July 23, 2021

Why most Dogs are my Friends

my thoughts are bubble gum long
a bubble is blown and then it's gone
before I remember any total song
so I do a lot of jogging & walking
with half my time smiling & talking
trying to listen and not miss a thing
wishing I were a bird on the wing
but knowing only bits of the song
until I hear the voices of dogs barking
they've known the melody all along

July 21, 2021

Memories that could be poems:

I spent many of my immediate post-high-school years with a thumb in the air looking for travel opportunity back and forth between Odessa, TX and Orange County, CA. It was sometimes slow going, it was mostly stopwatch quick. But don't think I traveled I-10. Those cars & trucks mostly couldn't and so mostly didn't ever stop for thumbs in the air. From Odessa, I went to Andrews and then to Carlsbad and then, often along Hwy 66, the best way I could to CA. And mostly retraced steps back.

July 15, 2021

July, Nikos, crows, and Theodore

July is not as hot in Eugene as in Houston
but the rains of winter and spring are long gone.
Our primary chorus continues to be the geese
but the crows are abundant, cheerful, and loud.
I seem to enjoy the geese arguing overhead
and the crows arguing in our yard. They are our bards.
I have not thought of Nikos Kazantzakis in some hours.
We like our red geraniums and miss Theodore Roethke.

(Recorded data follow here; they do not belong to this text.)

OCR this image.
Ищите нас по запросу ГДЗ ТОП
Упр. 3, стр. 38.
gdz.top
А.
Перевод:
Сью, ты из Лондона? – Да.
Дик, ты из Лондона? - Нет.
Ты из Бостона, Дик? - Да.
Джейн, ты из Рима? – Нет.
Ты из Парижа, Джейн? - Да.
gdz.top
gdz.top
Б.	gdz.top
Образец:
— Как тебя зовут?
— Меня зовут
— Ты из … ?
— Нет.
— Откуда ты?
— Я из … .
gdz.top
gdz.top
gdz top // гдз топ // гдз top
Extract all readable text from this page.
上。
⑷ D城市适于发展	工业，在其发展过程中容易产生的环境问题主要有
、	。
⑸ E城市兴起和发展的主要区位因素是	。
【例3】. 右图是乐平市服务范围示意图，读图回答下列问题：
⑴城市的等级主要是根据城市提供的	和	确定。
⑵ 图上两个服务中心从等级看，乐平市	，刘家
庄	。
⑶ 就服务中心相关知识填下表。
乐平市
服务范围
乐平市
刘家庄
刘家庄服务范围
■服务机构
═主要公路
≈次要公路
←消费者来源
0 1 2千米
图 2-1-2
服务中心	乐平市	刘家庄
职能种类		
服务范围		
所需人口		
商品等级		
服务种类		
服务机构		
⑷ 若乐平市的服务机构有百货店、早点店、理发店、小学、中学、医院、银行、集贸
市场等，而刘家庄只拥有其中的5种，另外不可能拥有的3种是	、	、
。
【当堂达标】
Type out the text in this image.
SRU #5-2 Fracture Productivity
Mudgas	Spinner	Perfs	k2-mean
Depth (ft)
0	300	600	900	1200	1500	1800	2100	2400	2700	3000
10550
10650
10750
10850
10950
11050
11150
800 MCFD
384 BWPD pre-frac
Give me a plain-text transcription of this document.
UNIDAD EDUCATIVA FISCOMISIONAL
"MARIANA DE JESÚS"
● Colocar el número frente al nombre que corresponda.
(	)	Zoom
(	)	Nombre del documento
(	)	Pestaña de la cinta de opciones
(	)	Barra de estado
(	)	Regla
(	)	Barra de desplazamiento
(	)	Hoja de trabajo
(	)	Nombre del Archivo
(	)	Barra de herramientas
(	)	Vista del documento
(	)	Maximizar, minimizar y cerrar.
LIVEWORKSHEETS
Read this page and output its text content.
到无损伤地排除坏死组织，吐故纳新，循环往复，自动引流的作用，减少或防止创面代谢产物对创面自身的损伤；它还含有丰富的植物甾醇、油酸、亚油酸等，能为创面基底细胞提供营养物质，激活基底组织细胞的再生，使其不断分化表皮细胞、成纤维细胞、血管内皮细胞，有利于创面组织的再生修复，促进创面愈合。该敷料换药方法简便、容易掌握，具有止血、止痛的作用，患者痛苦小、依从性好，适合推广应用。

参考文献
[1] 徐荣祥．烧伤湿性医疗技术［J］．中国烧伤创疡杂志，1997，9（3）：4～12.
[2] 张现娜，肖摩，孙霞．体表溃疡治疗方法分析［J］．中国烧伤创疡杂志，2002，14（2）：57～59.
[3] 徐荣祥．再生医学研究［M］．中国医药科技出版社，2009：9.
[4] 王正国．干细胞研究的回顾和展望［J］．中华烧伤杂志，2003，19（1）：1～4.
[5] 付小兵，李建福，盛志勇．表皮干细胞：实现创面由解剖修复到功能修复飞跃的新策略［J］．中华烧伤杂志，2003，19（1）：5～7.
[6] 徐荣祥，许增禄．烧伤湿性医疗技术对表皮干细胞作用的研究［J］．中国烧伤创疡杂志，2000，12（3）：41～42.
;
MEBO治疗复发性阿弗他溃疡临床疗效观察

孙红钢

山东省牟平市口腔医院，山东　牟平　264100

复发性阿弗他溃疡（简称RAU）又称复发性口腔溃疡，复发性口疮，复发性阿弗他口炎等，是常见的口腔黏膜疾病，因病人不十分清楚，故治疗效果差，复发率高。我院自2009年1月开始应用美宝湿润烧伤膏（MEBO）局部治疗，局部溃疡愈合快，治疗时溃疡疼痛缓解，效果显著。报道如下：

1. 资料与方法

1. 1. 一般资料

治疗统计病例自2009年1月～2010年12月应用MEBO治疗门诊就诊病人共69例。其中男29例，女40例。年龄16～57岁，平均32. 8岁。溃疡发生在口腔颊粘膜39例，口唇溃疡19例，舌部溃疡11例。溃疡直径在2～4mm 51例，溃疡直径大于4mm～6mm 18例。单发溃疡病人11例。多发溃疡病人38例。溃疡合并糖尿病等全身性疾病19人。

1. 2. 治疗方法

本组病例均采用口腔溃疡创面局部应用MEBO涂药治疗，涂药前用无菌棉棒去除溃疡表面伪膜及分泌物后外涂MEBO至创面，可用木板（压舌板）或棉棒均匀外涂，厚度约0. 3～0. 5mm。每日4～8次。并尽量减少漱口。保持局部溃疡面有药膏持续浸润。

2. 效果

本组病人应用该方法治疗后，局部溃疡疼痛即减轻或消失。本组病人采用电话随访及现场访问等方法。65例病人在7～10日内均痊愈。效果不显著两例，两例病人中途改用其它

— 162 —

I recognize sometimes that I am a lost ant on a large leaf
drifting through turmoils of crappy conditions
and that I float north on the Willamette
going in the opposite direction of much of the world.
I am okay with alternate directions and can smile
without quoting lines of poems from Theodore Roethke
as we do our daily walk through the Delta Ponds.
I cannot help but repeat bits of Nikos Kazantzakis on the trail.

July 10, 2021

My Poem July 2020

My poem, like some others,
is mostly a gentle searching of words
to give my morning coffee taste
and pull taint of my supper from the blues.
I know to always dance without haste
and mostly sing at the top of my scale.
I don't yet scribe in other's tongues

nor sing my words with thought.
I am but the crow you caught.

My songs are mostly your smiles
searching out some rounder, prouder world.
We may wear mostly scarfed bandanas
against the whirls of terrible yesterdays
but sometimes we see our tomorrow
without proper masks meant to hide
but merely to guard our love and abide.

We do not need to borrow from hope;
a step at a time is all it takes to cope.

July 02, 2021

From an Old Conversation with an Older Friend

A: Life is holding your guts in your hands. Dripping a little . . .

B: . . . what?

A: Life is an undoing of yourself, a letting go with both hands. Otherwise, you exist. Nothing else. Like a rock exists. Perhaps someone will come along and go chip chip. Maybe you'll sparkle and become a ring setting, but beauty is not what life is about. Beauty is incidental; Living creates beauty - not the reverse.

B: You make it sound weird. Absurd. Maybe even almost life perverted, madness.

A. Yes! Yes! Madness is part of life. And absurdity is part of the madness. Perversion? It's an artificial word. A moral word. But within its made-up context, okay, maybe. You decide.

B: and . . .

A: Breathe in the air you find . . . you are not a rock.

Rejoicing Well When Lost

Euterpe dances in transparent dress
against the sea. She is the ocean stone
toiling toward the shore - her tears caressing
her riven cheeks. She clicks, bone against bone,
a fictive note, her long toes zither fast
among the breakers as she sways the wind
against the sea. Her singing cannot last
a printed page, recognition is the end.
She leaves no face reflected in the long
morning's moon, just a clack of spent coin
in an empty glass; a formal song
that stirs no wind - each song sung but once.
We float to shore singing from her sea
searching inland, repeating this from memory.